DALLAS--(BUSINESS WIRE)--Crosstex Energy, L.P. (NASDAQ: XTEX) (the Partnership) and Crosstex Energy, Inc. (NASDAQ: XTXI) (the Corporation) announced today that the Partnership is increasing its capacity to transload crude oil from rail cars to both barges and pipelines at its Riverside fractionation facility in southern Louisiana from approximately 4,500 barrels of crude oil per day to approximately 14,500 barrels of crude per day. Construction of the Phase II expansion project at Riverside, located on the Mississippi River, will be operational in the first quarter of 2013. The Partnership has entered into a long-term supply agreement which fully underwrites the expansion.
The Phase II development at Riverside will include new storage tank facilities, upgraded pipeline connections and improved barge delivery capabilities on the Mississippi River. The Phase I modification of the Riverside facility, which allowed crude as well as natural gas liquids (NGL) to be transloaded from rail to barge, has been in operation since January 2012. The expansion project is expected to cost approximately $16 million. The average annual cash flow from Phases I and II is estimated to be approximately $10 million.
“We continue to execute on our growth strategy by expanding and upgrading our existing assets to take advantage of crude opportunities,” said Barry E. Davis, Crosstex President and Chief Executive Officer. “We are in an ideal physical location to take advantage of premium markets in southern Louisiana and growing domestic crude supply. This represents substantial fee-based margin for us, and we’re continuing to evaluate additional projects that would develop this business further.”
About the Crosstex Energy Companies
Crosstex Energy, L.P., a midstream natural gas company headquartered in Dallas, Texas, operates approximately 3,300 miles of pipeline, ten processing plants and four fractionators. Crosstex Energy, L.P. currently provides services for 3.2 billion cubic feet of natural gas per day, or approximately six percent of marketed U.S. daily production.
Crosstex Energy, Inc. owns the two percent general partner interest, a 25 percent limited partner interest and the incentive distribution rights of Crosstex Energy, L.P.
Additional information about the Crosstex companies can be found at www.crosstexenergy.com.
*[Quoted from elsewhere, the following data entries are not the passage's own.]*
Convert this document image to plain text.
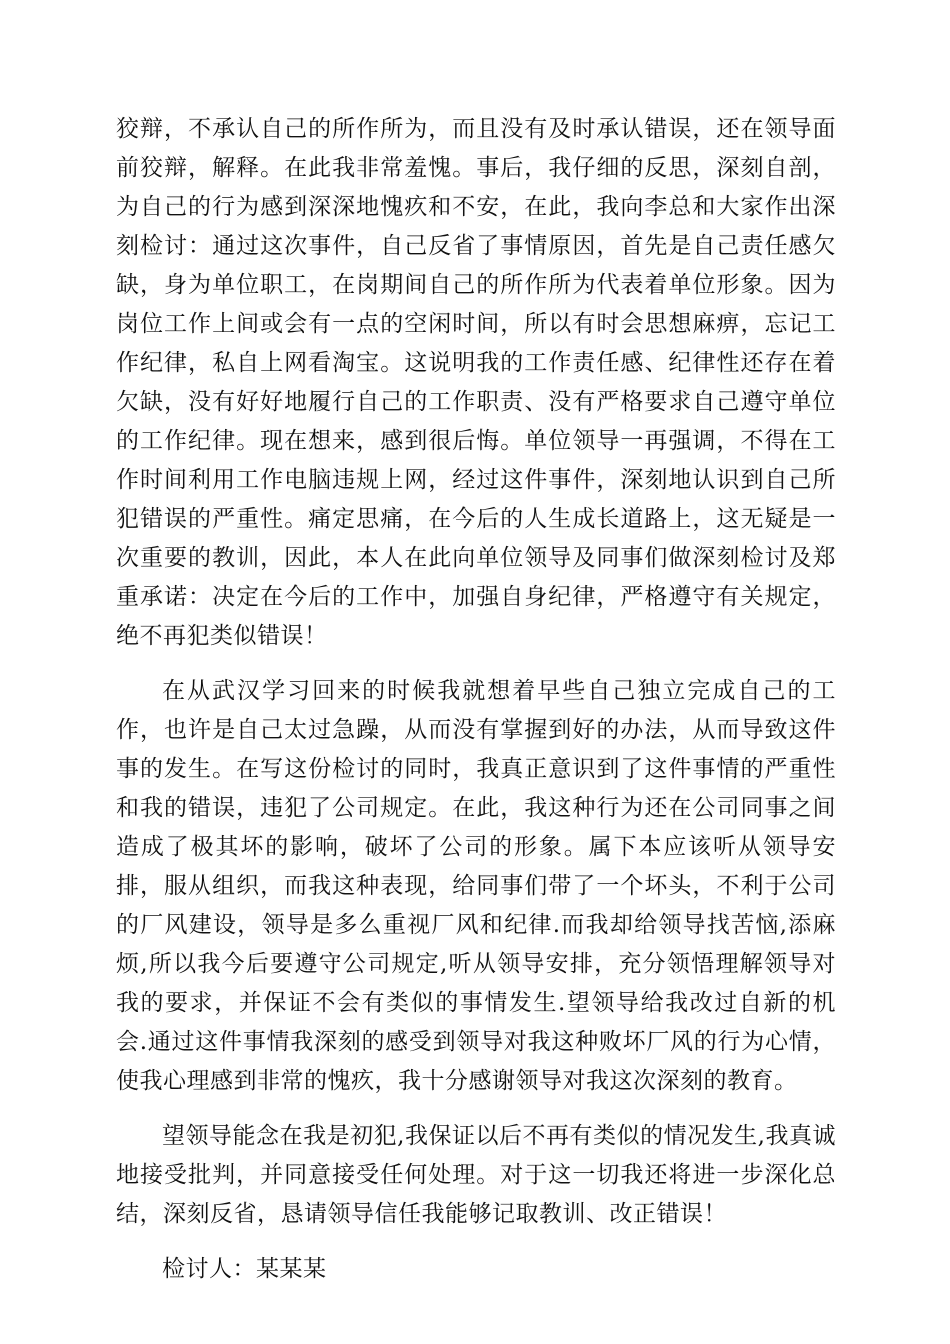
狡辩，不承认自己的所作所为，而且没有及时承认错误，还在领导面前狡辩，解释。在此我非常羞愧。事后，我仔细的反思，深刻自剖，为自己的行为感到深深地愧疚和不安，在此，我向李总和大家作出深刻检讨：通过这次事件，自己反省了事情原因，首先是自己责任感欠缺，身为单位职工，在岗期间自己的所作所为代表着单位形象。因为岗位工作上间或会有一点的空闲时间，所以有时会思想麻痹，忘记工作纪律，私自上网看淘宝。这说明我的工作责任感、纪律性还存在着欠缺，没有好好地履行自己的工作职责、没有严格要求自己遵守单位的工作纪律。现在想来，感到很后悔。单位领导一再强调，不得在工作时间利用工作电脑违规上网，经过这件事件，深刻地认识到自己所犯错误的严重性。痛定思痛，在今后的人生成长道路上，这无疑是一次重要的教训，因此，本人在此向单位领导及同事们做深刻检讨及郑重承诺：决定在今后的工作中，加强自身纪律，严格遵守有关规定，绝不再犯类似错误！

在从武汉学习回来的时候我就想着早些自己独立完成自己的工作，也许是自己太过急躁，从而没有掌握到好的办法，从而导致这件事的发生。在写这份检讨的同时，我真正意识到了这件事情的严重性和我的错误，违犯了公司规定。在此，我这种行为还在公司同事之间造成了极其坏的影响，破坏了公司的形象。属下本应该听从领导安排，服从组织，而我这种表现，给同事们带了一个坏头，不利于公司的厂风建设，领导是多么重视厂风和纪律.而我却给领导找苦恼,添麻烦,所以我今后要遵守公司规定,听从领导安排，充分领悟理解领导对我的要求，并保证不会有类似的事情发生.望领导给我改过自新的机会.通过这件事情我深刻的感受到领导对我这种败坏厂风的行为心情，使我心理感到非常的愧疚，我十分感谢领导对我这次深刻的教育。

望领导能念在我是初犯,我保证以后不再有类似的情况发生,我真诚地接受批判，并同意接受任何处理。对于这一切我还将进一步深化总结，深刻反省，恳请领导信任我能够记取教训、改正错误！

检讨人：某某某
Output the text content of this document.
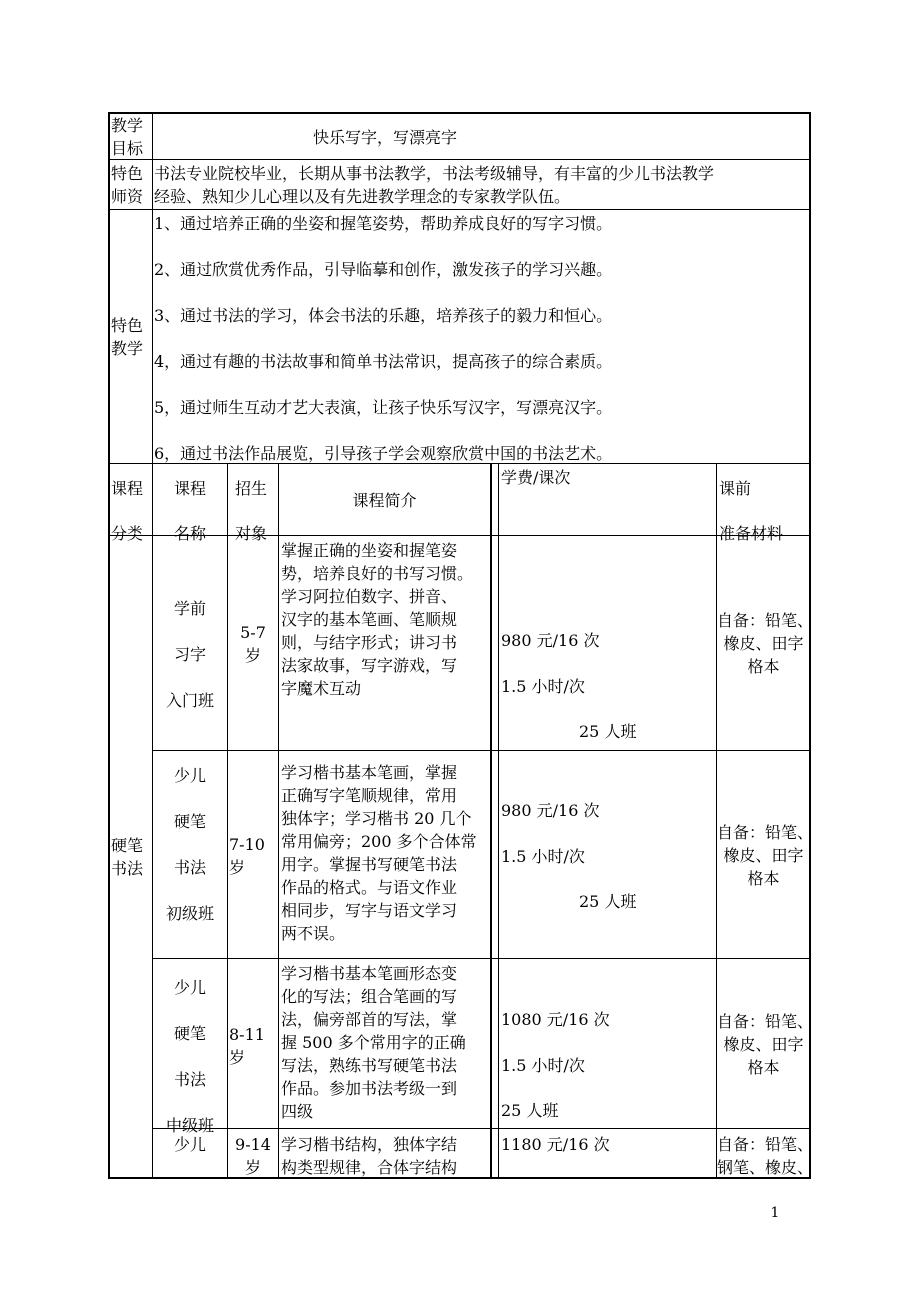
教学
目标
快乐写字，写漂亮字
特色
师资
书法专业院校毕业，长期从事书法教学，书法考级辅导，有丰富的少儿书法教学
经验、熟知少儿心理以及有先进教学理念的专家教学队伍。
特色
教学
1、通过培养正确的坐姿和握笔姿势，帮助养成良好的写字习惯。
2、通过欣赏优秀作品，引导临摹和创作，激发孩子的学习兴趣。
3、通过书法的学习，体会书法的乐趣，培养孩子的毅力和恒心。
4，通过有趣的书法故事和简单书法常识，提高孩子的综合素质。
5，通过师生互动才艺大表演，让孩子快乐写汉字，写漂亮汉字。
6，通过书法作品展览，引导孩子学会观察欣赏中国的书法艺术。
课程
分类
课程
名称
招生
对象
课程简介
学费/课次
课前
准备材料
硬笔
书法
学前
习字
入门班
5-7
岁
掌握正确的坐姿和握笔姿
势，培养良好的书写习惯。
学习阿拉伯数字、拼音、
汉字的基本笔画、笔顺规
则，与结字形式；讲习书
法家故事，写字游戏，写
字魔术互动
980 元/16 次
1.5 小时/次
25 人班
自备：铅笔、
橡皮、田字
格本
少儿
硬笔
书法
初级班
7-10
岁
学习楷书基本笔画，掌握
正确写字笔顺规律，常用
独体字；学习楷书 20 几个
常用偏旁；200 多个合体常
用字。掌握书写硬笔书法
作品的格式。与语文作业
相同步，写字与语文学习
两不误。
980 元/16 次
1.5 小时/次
25 人班
自备：铅笔、
橡皮、田字
格本
少儿
硬笔
书法
中级班
8-11
岁
学习楷书基本笔画形态变
化的写法；组合笔画的写
法，偏旁部首的写法，掌
握 500 多个常用字的正确
写法，熟练书写硬笔书法
作品。参加书法考级一到
四级
1080 元/16 次
1.5 小时/次
25 人班
自备：铅笔、
橡皮、田字
格本
少儿	9-14
岁
学习楷书结构，独体字结
构类型规律，合体字结构
1180 元/16 次	自备：铅笔、
钢笔、橡皮、
1
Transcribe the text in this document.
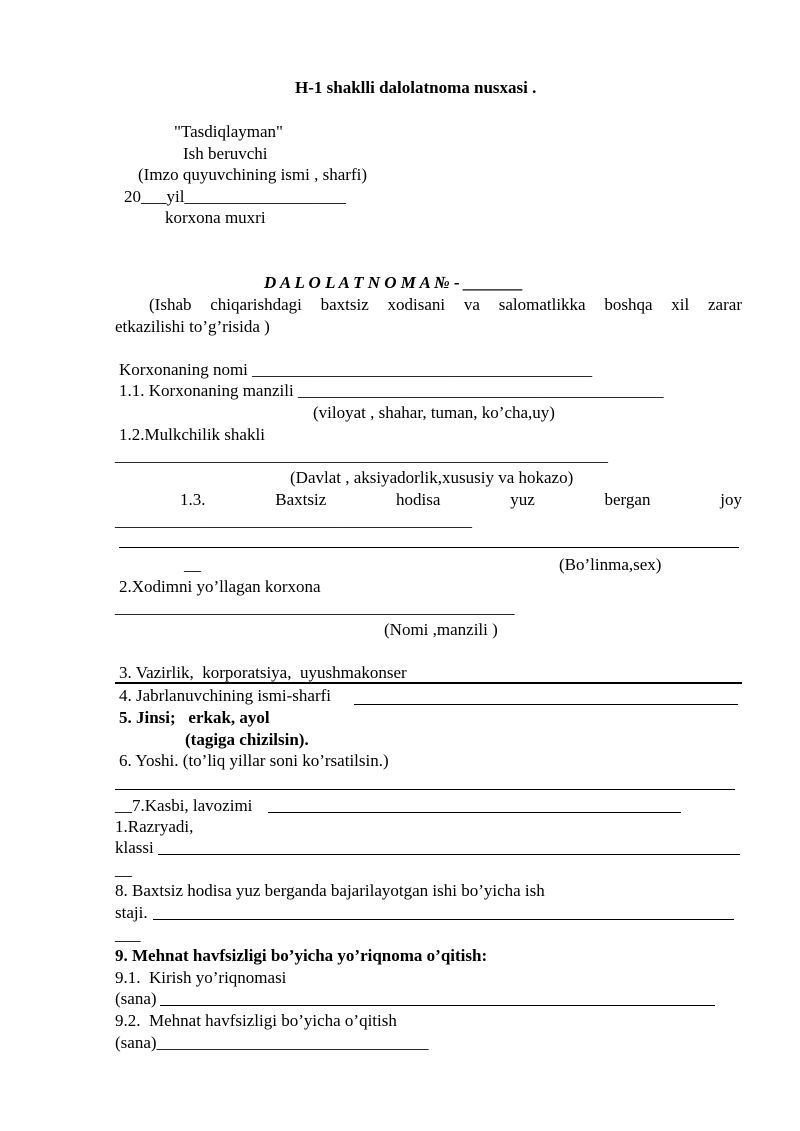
H-1 shaklli dalolatnoma nusxasi .
"Tasdiqlayman"
Ish beruvchi
(Imzo quyuvchining ismi , sharfi)
20___yil___________________
korxona muxri
D A L O L A T N O M A № - _______
(Ishab chiqarishdagi baxtsiz xodisani va salomatlikka boshqa xil zarar
etkazilishi to’g’risida )
Korxonaning nomi ________________________________________
1.1. Korxonaning manzili ___________________________________________
(viloyat , shahar, tuman, ko’cha,uy)
1.2.Mulkchilik shakli
__________________________________________________________
(Davlat , aksiyadorlik,xususiy va hokazo)
1.3.	Baxtsiz	hodisa	yuz	bergan	joy
__________________________________________
__	(Bo’linma,sex)
2.Xodimni yo’llagan korxona
_______________________________________________
(Nomi ,manzili )
3. Vazirlik,  korporatsiya,  uyushmakonser
4. Jabrlanuvchining ismi-sharfi
5. Jinsi;   erkak, ayol
(tagiga chizilsin).
6. Yoshi. (to’liq yillar soni ko’rsatilsin.)
__7.Kasbi, lavozimi
1.Razryadi,
klassi
__
8. Baxtsiz hodisa yuz berganda bajarilayotgan ishi bo’yicha ish
staji.
___
9. Mehnat havfsizligi bo’yicha yo’riqnoma o’qitish:
9.1.  Kirish yo’riqnomasi
(sana)
9.2.  Mehnat havfsizligi bo’yicha o’qitish
(sana)________________________________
This press release contains forward-looking statements within the meaning of the federal securities laws. These statements are based on certain assumptions made by the Partnership and the Corporation based upon management's experience and perception of historical trends, current conditions, expected future developments and other factors the Partnership and the Corporation believe are appropriate in the circumstances. These statements include, but are not limited to, statements with respect to forecasts regarding capacity, cash flow, incremental investment and timing for becoming operational for the project discussed above, as well as the Partnership’s future growth and results of operations. Such statements are subject to a number of assumptions, risks and uncertainties, many of which are beyond the control of the Partnership and the Corporation, which may cause the Partnership’s and the Corporation’s actual results to differ materially from those implied or expressed by the forward-looking statements. These risks include, but are not limited to, risks discussed in the Partnership's and the Corporation's filings with the Securities and Exchange Commission. The Partnership and the Corporation have no obligation to publicly update or revise any forward-looking statement, whether as a result of new information, future events or otherwise.